The Free Thinkers guide to the Bible
Part 1 Summary
Hopefully you have read all five of the Part one studies in order. I hope they were eye opening and answered some of your questions, and better yet, brought more questions to mind.
In part one; I provided you with examples of five distinct editing styles that merge the accounts/stories of two distinct writers. I will build on these accounts and others in further studies, as well as add many more examples to provide you with a preponderance of evidence.
If you continue the studies until the end, it is my hope and expectation that you will have fully removed the veil that has been placed over your eyes by the writers/editors of the first five books of the bible.
The five editing examples we covered in Part 1:
One occasion where two authors’ with similar stories that are cunningly intermixed – The Flood account in Genesis chapter six.
Two separate author’s accounts of the same story stitched together and appearing to be a continuous account. – In the Beginning/The Creation story - Genesis chapters one and two.
Two separate author’s accounts of the same event in two separate books – The Waters of Meribah in Exodus chapter seventeen and The Waters of Meribah in Numbers chapter twenty.

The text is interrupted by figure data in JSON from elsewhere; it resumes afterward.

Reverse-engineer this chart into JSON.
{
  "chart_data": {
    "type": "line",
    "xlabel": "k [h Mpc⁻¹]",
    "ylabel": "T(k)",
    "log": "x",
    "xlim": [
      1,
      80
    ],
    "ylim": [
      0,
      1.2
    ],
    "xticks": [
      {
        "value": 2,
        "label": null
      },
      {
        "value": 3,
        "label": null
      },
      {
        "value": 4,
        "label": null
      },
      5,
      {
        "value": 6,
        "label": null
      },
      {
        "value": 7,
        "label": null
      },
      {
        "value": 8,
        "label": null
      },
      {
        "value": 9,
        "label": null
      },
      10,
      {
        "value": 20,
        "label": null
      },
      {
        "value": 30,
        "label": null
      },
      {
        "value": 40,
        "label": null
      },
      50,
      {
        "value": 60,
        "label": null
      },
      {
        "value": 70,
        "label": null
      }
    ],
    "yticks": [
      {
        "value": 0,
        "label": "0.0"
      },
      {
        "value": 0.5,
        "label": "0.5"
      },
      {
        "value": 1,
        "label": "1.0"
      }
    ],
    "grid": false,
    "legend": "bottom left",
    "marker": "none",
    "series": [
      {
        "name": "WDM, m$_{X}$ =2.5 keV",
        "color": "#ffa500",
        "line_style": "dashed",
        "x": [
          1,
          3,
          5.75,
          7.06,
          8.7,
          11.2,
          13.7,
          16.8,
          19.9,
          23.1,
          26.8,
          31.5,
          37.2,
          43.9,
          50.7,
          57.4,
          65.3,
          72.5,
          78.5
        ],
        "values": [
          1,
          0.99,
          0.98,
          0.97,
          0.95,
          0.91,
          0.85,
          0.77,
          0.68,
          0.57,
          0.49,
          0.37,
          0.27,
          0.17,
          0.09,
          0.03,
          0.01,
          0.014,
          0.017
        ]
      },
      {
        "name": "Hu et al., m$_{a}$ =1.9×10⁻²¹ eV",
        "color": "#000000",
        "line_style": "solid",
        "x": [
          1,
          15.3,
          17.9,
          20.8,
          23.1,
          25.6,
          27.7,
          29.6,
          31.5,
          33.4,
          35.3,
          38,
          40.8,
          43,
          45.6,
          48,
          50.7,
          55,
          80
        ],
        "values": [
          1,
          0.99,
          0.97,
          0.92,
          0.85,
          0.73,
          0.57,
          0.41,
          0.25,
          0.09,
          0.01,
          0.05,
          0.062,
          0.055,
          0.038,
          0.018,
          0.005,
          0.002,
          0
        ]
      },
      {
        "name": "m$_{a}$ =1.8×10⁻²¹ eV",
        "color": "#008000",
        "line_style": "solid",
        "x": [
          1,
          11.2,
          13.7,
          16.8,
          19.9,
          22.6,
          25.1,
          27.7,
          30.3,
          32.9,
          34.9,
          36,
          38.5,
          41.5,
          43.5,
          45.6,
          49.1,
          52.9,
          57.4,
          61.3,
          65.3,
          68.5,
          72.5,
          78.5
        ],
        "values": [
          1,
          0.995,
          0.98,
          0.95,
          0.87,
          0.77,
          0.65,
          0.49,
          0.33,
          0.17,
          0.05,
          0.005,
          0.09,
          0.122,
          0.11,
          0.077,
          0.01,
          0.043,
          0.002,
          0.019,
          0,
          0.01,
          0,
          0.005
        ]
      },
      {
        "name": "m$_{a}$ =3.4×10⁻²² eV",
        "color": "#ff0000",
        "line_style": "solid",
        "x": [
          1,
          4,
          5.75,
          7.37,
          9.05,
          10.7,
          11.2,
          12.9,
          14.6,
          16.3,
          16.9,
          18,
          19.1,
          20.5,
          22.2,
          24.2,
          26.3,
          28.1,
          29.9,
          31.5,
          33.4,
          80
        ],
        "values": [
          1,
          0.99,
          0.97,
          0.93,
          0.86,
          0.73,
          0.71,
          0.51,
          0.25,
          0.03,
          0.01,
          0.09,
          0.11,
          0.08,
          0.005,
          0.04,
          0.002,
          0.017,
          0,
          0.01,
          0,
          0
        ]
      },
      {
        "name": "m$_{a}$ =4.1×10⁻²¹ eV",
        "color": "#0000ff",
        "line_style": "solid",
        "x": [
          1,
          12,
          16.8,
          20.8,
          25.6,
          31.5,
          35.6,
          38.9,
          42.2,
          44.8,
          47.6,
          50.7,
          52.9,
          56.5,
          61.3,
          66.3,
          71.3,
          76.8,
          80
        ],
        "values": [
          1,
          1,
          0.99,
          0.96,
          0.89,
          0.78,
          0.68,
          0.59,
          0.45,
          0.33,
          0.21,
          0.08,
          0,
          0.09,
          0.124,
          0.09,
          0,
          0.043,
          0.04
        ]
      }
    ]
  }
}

One account with two unrelated stories stitched together to look like one continuous story – The heresy at Peor in Numbers twenty-five.
One occasion where two authors’ with unrelated stories are intermixed to look like one continuous story - The Rebellion account in Numbers chapter sixteen. This account also includes the adding of the name of Korach in three places in the other writers story.
After completing Part one of the series you should be discerning writing patterns and beginning to distinguish between the two authors by their writing styles, stories context, key words and key people. As you have read in the examples, the editors/writers are clearly quite adept at their craft.